Chile reports October manufacturing production and retail sales Tuesday. The former is expected to rise 1.1% y/y and the latter by 4.8% y/y. For the most part, the economy remains sluggish but falling inflation should allow the central bank to start the easing cycle next year. The next policy meeting is December 13, and rates are likely to remain on hold at 3.5%.
Korea reports October IP Wednesday, which is expected at -1.5% y/y vs. -2% in September. Korea then reports November CPI Thursday, which is expected to rise 1.5% y/y vs. 1.3% in October. It also reports November trade and October current account data Thursday. The external accounts remain in very good shape, which should be won-supportive.
Turkey reports October trade Wednesday, with the deficit expected at -$4.1 bln vs. -$4.4 bln in September.
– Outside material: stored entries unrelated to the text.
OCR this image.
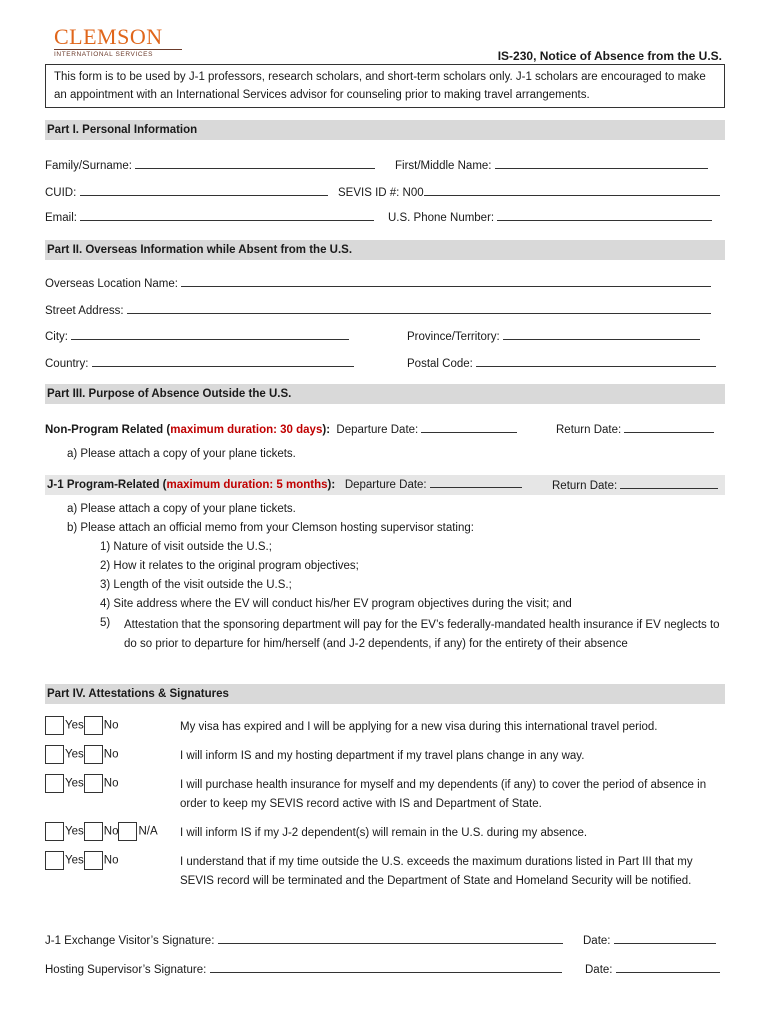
CLEMSON
INTERNATIONAL SERVICES	IS-230, Notice of Absence from the U.S.
This form is to be used by J-1 professors, research scholars, and short-term scholars only. J-1 scholars are encouraged to make an appointment with an International Services advisor for counseling prior to making travel arrangements.
Part I. Personal Information
Family/Surname:	First/Middle Name:
CUID:	SEVIS ID #: N00
Email:	U.S. Phone Number:
Part II. Overseas Information while Absent from the U.S.
Overseas Location Name:
Street Address:
City:	Province/Territory:
Country:	Postal Code:
Part III. Purpose of Absence Outside the U.S.
Non-Program Related (maximum duration: 30 days): Departure Date:	Return Date:
a) Please attach a copy of your plane tickets.
J-1 Program-Related (maximum duration: 5 months): Departure Date:	Return Date:
a) Please attach a copy of your plane tickets.
b) Please attach an official memo from your Clemson hosting supervisor stating:
1) Nature of visit outside the U.S.;
2) How it relates to the original program objectives;
3) Length of the visit outside the U.S.;
4) Site address where the EV will conduct his/her EV program objectives during the visit; and
5) Attestation that the sponsoring department will pay for the EV’s federally-mandated health insurance if EV neglects to do so prior to departure for him/herself (and J-2 dependents, if any) for the entirety of their absence
Part IV. Attestations & Signatures
Yes No	My visa has expired and I will be applying for a new visa during this international travel period.
Yes No	I will inform IS and my hosting department if my travel plans change in any way.
Yes No	I will purchase health insurance for myself and my dependents (if any) to cover the period of absence in order to keep my SEVIS record active with IS and Department of State.
Yes No N/A I will inform IS if my J-2 dependent(s) will remain in the U.S. during my absence.
Yes No	I understand that if my time outside the U.S. exceeds the maximum durations listed in Part III that my SEVIS record will be terminated and the Department of State and Homeland Security will be notified.
J-1 Exchange Visitor’s Signature:	Date:
Hosting Supervisor’s Signature:	Date:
Tensions with the EU, its largest trading partner, have ratcheted up as accession talks have stalled. The European Parliament voted to suspend talks with Turkey, while President Erdogan threatened to reopen its borders to allow refugees into Europe.
South Africa reports October trade and budget data Wednesday. Last week, SARB kept rates steady at 7.0%. S&P is expected to issue a ratings statement Friday. The agency currently rates South Africa at BBB- with negative outlook. Last Friday, Fitch moved the outlook on its BBB- rating from stable to negative.
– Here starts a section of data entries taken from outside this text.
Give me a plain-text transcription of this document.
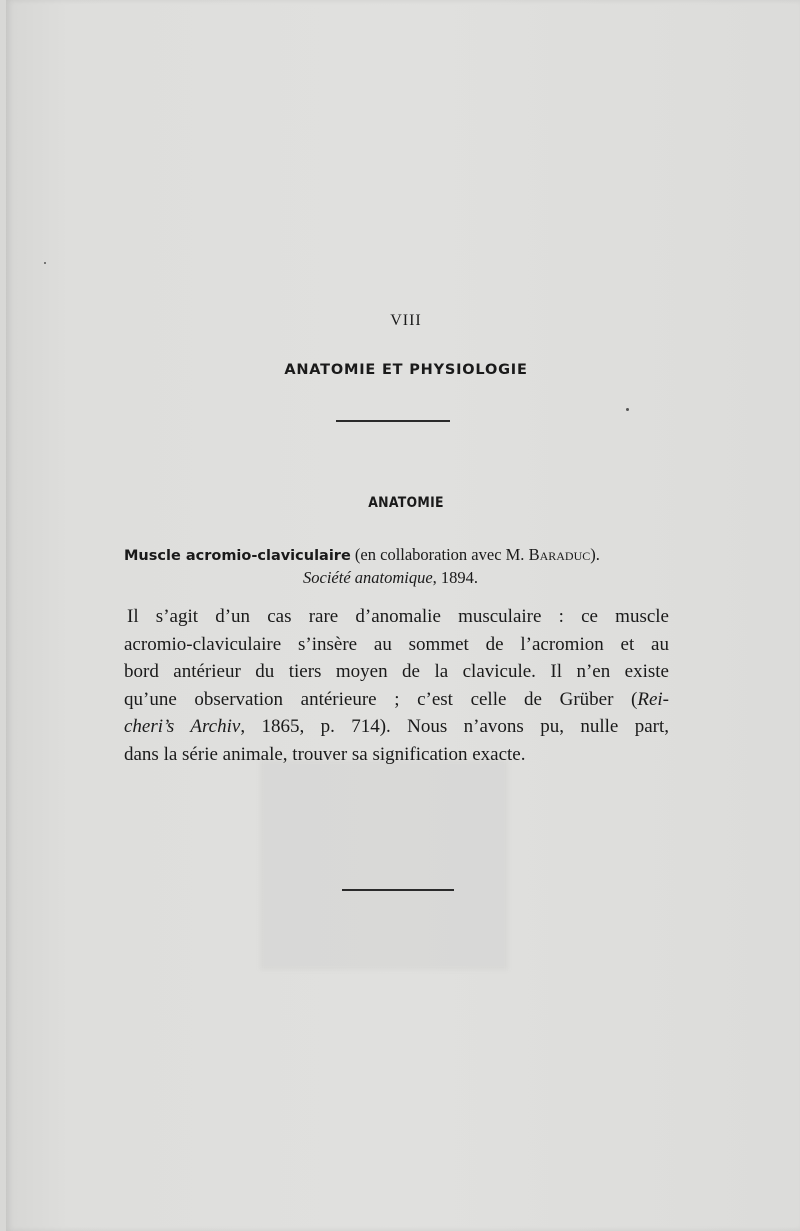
VIII
ANATOMIE ET PHYSIOLOGIE
ANATOMIE
Muscle acromio-claviculaire (en collaboration avec M. Baraduc).
Société anatomique, 1894.
Il s’agit d’un cas rare d’anomalie musculaire : ce muscle
acromio-claviculaire s’insère au sommet de l’acromion et au
bord antérieur du tiers moyen de la clavicule. Il n’en existe
qu’une observation antérieure ; c’est celle de Grüber (Rei-
cheri’s Archiv, 1865, p. 714). Nous n’avons pu, nulle part,
dans la série animale, trouver sa signification exacte.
India reports Q3 GDP Wednesday. Growth is expected at 7.5% y/y vs. 7.1% in Q2. The economy remains robust, but the rupee has come under pressure nonetheless. While there may be some FX intervention to help limit the moves, we do not think the RBI will hike rates to support the currency.
Poland reports November CPI Wednesday, which is expected to be flat y/y vs. -0.2% y/y in October. If so, this would be the “highest” reading since June 2014. Since then, Poland has been experiencing deflation.
China reports official and Caixin manufacturing PMI for November Thursday. The official reading is expected to fall to 51.0 from 51.2 in October, while the Caixin PMI is expected to fall to 50.8 from 51.2 in October. The economy appears to be stabilizing in Q4.
Banco de Mexico releases its minutes Thursday. At that meeting, it hiked rates 50 bp to 5.25% and left the door open to further tightening. Minutes will be scoured for clues, but we believe the major determinants going forward will be external. The next policy meeting is December 15, and the decision will largely depend on 1) the Fed and 2) the peso. If the Fed hikes December 14 and the peso remains under pressure, another 50 bp hike next month seems likely.